Speaking to The Adviser, chief executive of COG, Andrew Bennett, stated: “There’s a lot of activity in novated leasing [and] a lot of it is driven by the electric vehicle discount…

But the number of new cars this year was up 8 or 10 per cent on the same time last year, so its strong in electric cars, but it’s strong right across the board.

“The segment is growing strongly and our business within that segment we’re gaining market share.”

COG’s “biggest” business segment is the finance broking and aggregation arm, which reached $2.4 million NPATA to shareholders in 1Q24, down slightly from $2.5 million in 1Q23.

Mr Bennett said that while the segment was still “really robust” the volume was “a little bit soft in the first quarter this year” off the back of “a massive May, June last year”.

He stated it was due to “a little bit of pull forward in volume because of the instant asset write-off running out in June”.

COG’s update also revealed the greatest deficit from 1Q24 to 1Q23 was in its funds management and lending segment.

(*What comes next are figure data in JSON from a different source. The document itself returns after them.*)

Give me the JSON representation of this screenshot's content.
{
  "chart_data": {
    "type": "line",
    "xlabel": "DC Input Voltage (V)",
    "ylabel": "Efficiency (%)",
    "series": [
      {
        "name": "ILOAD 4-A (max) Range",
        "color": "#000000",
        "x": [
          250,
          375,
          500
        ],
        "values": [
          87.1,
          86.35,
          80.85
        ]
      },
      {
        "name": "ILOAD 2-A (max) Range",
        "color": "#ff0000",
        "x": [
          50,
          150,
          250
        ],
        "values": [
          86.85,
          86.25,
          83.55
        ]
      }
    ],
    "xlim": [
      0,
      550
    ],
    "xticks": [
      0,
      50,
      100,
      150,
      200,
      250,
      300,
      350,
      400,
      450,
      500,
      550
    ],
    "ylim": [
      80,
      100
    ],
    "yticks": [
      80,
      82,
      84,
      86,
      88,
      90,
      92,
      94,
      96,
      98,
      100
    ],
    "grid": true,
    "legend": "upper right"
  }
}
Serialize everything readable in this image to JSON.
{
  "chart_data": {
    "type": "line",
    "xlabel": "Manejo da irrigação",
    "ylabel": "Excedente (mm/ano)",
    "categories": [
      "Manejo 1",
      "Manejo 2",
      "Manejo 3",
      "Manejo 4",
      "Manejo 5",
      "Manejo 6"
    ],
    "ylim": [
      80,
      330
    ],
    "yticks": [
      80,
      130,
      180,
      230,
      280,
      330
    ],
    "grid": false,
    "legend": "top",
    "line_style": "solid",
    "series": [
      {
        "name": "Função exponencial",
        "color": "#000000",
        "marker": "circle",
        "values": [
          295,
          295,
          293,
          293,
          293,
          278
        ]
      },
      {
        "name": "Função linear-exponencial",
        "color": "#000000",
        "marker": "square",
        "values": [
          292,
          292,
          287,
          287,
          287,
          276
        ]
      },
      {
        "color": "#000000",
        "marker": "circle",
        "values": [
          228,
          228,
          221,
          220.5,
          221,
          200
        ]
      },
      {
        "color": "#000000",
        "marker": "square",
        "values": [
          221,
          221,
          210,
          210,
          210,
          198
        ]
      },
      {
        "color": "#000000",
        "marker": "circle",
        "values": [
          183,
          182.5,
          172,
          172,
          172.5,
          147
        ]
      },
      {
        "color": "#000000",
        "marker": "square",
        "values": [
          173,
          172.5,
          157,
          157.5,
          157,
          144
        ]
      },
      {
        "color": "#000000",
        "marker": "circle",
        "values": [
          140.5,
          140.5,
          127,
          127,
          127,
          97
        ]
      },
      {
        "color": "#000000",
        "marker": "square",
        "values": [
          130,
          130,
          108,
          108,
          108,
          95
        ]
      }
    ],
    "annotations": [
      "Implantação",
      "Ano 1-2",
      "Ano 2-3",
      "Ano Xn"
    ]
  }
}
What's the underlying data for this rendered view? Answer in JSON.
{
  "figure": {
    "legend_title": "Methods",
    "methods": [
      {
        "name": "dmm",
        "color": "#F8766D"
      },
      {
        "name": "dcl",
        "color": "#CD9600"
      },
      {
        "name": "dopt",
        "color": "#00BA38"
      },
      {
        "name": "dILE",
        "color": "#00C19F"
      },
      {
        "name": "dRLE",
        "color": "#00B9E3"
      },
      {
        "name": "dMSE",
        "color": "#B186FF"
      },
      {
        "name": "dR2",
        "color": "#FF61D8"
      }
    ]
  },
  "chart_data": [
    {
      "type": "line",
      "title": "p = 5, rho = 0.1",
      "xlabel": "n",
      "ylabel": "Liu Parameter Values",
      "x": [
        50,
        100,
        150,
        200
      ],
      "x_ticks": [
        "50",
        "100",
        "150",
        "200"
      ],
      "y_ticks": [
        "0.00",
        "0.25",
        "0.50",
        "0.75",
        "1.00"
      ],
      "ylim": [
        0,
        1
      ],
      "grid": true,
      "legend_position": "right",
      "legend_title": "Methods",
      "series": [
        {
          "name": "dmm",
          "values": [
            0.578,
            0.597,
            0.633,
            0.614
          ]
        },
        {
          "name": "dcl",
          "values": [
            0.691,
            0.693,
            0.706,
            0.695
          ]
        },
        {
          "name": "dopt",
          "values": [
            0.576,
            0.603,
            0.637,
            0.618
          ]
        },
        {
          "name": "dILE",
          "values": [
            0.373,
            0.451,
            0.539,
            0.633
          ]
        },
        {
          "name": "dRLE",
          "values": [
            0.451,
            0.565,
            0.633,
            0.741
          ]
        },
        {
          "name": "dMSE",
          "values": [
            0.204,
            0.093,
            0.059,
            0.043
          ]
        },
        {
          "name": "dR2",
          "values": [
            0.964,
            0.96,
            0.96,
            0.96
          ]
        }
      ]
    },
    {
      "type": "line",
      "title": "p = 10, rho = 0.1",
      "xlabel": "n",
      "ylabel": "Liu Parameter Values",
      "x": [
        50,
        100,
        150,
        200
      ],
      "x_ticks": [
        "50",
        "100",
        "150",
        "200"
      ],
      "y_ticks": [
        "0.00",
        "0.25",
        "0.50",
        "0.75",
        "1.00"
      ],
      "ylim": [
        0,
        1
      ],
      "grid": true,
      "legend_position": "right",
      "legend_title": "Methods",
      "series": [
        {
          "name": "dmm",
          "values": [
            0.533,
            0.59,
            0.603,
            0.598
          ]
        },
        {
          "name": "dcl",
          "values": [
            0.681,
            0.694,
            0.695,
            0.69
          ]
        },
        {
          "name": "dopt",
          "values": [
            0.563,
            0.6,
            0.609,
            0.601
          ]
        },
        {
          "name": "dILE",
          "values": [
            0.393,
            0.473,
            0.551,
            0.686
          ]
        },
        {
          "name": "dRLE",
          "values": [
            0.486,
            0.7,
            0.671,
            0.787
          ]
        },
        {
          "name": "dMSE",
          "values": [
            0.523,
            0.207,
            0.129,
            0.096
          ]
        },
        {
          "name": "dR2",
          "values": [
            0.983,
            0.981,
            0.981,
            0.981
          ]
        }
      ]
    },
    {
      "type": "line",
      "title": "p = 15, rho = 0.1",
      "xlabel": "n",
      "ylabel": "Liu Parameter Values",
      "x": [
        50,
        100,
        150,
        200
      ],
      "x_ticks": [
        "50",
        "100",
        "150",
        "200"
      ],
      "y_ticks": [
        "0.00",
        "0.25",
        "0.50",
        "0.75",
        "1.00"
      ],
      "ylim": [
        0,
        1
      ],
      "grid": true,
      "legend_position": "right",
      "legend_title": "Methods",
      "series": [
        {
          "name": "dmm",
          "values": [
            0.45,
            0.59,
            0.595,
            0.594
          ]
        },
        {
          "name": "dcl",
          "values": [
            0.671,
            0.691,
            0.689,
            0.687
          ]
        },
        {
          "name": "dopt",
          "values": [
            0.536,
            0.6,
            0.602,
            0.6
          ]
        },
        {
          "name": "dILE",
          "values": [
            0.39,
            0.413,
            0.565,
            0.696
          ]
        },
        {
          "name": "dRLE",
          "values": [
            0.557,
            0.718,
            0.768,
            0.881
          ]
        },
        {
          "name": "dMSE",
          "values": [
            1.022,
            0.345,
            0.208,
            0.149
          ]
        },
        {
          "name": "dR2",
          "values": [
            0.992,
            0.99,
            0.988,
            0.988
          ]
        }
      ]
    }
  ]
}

The organisation stated the fall from $3 million in NPATA to shareholders in 1Q23 to $2.2 million in 1Q24 was due to being “adversely impacted by a temporary squeeze on historical originations”.

Mr Bennett told The Adviser that COG has “some fixed rate, unhedged equipment leases to SMEs” that they wrote approximately two years ago when the cost of funds was low and was still on their balance sheet despite the cost of funds increasing “suddenly in the last 12 months”.

He confirmed it was a temporary negative and said they are confident of future growth in both volume and margin”.

Looking ahead Mr Bennett said COG is still “acquisitive” in their “core markets of finance broking and aggregation”, pointing to their acquisition of NFC and United Financial Services in August.

He added that the organisation is also continuing to “heavily invest into technology” and systems for brokers because they believe it is what’s “going to differentiate people in the future”.

Mr Bennett concluded: “COGs a relatively new business, we’ve been going for about six or seven years and we’re happy with the way the model is maturing and delivering enhanced growth and offering for our broker members.”